This is Texas Poet's quote.
Well yes and no, because certainly narrative poetry can have/show a change in the protagonist and very often does.
Here's what I say in the introduction to my most recent collection:
"Call them prose poems, flash fiction, nano fiction, poetic prose, short-shorts, one-page fictions, creative nonfiction, drabbles (100 words exactly), or call them Carl if it suits you. To me they all mix and meld, intersect, overlap and combine into something I like to think of as Prosthetic Amalgams.

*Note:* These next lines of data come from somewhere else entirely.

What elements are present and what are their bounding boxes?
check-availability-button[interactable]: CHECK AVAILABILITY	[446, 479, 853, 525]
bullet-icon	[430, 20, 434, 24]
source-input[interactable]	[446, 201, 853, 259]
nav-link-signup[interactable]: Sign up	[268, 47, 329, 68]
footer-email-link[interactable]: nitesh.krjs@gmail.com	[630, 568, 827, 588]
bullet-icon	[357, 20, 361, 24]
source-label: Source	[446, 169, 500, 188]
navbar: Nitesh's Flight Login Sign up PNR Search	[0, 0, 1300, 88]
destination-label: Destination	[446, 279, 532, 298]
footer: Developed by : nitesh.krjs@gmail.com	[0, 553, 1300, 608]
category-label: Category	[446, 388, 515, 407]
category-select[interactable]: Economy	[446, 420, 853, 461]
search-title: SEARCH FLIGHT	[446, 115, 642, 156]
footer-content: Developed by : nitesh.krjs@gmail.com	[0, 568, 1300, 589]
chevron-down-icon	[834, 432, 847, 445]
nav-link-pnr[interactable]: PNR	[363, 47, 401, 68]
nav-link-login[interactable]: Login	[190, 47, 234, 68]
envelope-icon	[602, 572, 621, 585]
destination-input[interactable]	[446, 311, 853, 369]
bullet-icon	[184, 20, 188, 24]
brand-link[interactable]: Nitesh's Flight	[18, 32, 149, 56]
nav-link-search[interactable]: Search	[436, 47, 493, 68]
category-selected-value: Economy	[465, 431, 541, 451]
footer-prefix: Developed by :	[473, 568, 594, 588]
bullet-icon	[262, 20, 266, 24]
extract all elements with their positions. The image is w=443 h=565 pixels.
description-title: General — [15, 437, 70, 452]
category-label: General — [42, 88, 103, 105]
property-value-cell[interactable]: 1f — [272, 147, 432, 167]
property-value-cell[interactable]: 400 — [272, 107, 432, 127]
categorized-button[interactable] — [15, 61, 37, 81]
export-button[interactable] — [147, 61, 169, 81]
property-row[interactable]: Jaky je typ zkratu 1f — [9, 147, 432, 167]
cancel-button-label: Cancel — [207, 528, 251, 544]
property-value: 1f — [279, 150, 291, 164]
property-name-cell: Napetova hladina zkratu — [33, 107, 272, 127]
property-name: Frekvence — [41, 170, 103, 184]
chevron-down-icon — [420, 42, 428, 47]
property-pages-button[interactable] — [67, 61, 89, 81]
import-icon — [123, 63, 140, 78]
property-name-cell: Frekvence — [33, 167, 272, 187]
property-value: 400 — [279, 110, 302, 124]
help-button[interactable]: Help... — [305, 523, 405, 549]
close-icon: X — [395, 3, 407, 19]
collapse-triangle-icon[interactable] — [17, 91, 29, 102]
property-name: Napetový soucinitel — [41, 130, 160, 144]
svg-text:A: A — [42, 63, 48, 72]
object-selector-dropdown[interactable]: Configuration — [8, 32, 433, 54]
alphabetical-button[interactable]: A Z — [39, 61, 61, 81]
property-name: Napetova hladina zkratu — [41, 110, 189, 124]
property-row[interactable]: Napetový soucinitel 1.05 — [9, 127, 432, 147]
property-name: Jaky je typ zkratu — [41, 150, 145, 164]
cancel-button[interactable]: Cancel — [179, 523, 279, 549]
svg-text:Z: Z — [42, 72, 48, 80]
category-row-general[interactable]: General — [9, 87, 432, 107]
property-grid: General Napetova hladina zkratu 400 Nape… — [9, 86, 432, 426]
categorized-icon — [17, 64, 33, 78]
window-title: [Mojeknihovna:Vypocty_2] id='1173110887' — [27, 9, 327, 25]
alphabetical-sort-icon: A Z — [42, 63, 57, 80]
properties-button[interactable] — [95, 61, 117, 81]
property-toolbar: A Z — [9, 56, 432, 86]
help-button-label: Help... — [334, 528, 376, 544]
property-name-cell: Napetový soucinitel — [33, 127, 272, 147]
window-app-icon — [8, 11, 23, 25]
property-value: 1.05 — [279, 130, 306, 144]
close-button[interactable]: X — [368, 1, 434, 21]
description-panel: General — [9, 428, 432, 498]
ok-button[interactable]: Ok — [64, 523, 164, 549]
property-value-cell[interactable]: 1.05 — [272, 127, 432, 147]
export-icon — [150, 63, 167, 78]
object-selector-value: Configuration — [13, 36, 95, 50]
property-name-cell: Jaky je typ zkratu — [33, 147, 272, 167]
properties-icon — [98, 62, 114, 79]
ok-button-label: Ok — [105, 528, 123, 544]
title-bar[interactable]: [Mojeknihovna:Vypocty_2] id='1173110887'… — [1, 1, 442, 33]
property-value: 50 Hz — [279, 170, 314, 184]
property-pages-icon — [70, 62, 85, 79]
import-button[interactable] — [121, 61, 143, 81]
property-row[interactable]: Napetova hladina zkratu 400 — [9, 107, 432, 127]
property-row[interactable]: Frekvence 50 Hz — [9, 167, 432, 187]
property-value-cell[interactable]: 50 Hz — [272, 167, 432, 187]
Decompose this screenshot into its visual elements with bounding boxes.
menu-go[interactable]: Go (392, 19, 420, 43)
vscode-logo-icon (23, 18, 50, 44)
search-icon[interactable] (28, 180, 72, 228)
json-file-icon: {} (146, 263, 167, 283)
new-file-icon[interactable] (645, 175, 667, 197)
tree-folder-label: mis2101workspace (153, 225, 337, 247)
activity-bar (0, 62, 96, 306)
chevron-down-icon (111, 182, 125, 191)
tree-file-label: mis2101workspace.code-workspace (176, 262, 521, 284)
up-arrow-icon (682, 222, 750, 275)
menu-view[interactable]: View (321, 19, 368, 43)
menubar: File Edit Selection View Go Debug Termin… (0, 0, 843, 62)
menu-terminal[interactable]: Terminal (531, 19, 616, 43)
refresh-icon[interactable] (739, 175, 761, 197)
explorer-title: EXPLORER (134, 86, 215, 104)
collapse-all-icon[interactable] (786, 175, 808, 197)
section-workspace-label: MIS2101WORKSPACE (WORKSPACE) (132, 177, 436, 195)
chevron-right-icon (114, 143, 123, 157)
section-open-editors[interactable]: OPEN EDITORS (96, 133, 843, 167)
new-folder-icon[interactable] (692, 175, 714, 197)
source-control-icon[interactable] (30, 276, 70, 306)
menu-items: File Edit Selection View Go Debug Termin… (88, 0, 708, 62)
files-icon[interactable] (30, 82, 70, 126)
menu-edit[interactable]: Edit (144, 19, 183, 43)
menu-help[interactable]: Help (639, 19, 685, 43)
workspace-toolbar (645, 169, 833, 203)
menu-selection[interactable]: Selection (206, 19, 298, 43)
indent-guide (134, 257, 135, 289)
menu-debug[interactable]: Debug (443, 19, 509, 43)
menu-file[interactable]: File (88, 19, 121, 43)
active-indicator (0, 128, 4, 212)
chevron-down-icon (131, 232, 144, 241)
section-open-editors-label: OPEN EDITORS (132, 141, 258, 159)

Kenny A. Chaffin – February 2015"
I think truly it is somewhat dependent on what the author says. In reading 'Great American Prose Poems' edited by David Lehman he discusses this a bit in the introduction but also includes selections that truly could be either one.
To me Prose Poetry tends to be a bit more explicitly poetic in word choice and in phrasing as well as using poetic techniques alliteration, onomatopoeia, rhyme and etc. but not always.
I began studying flash non-fiction a couple of years back which led me (back...I'd actually written some flash decades ago) to flash fiction and prose poetry and in that process I kept running across pieces (such as
The Deck by Yusef Komunyakaa,
Leap by Brian Doyle) which were published in different places/collections as flash or poetry. Also works by Sherri Flick, Lydia Davis, Stuart Dybek and others.
In truth there is a spectrum and no clear dividing line, best just to read and enjoy!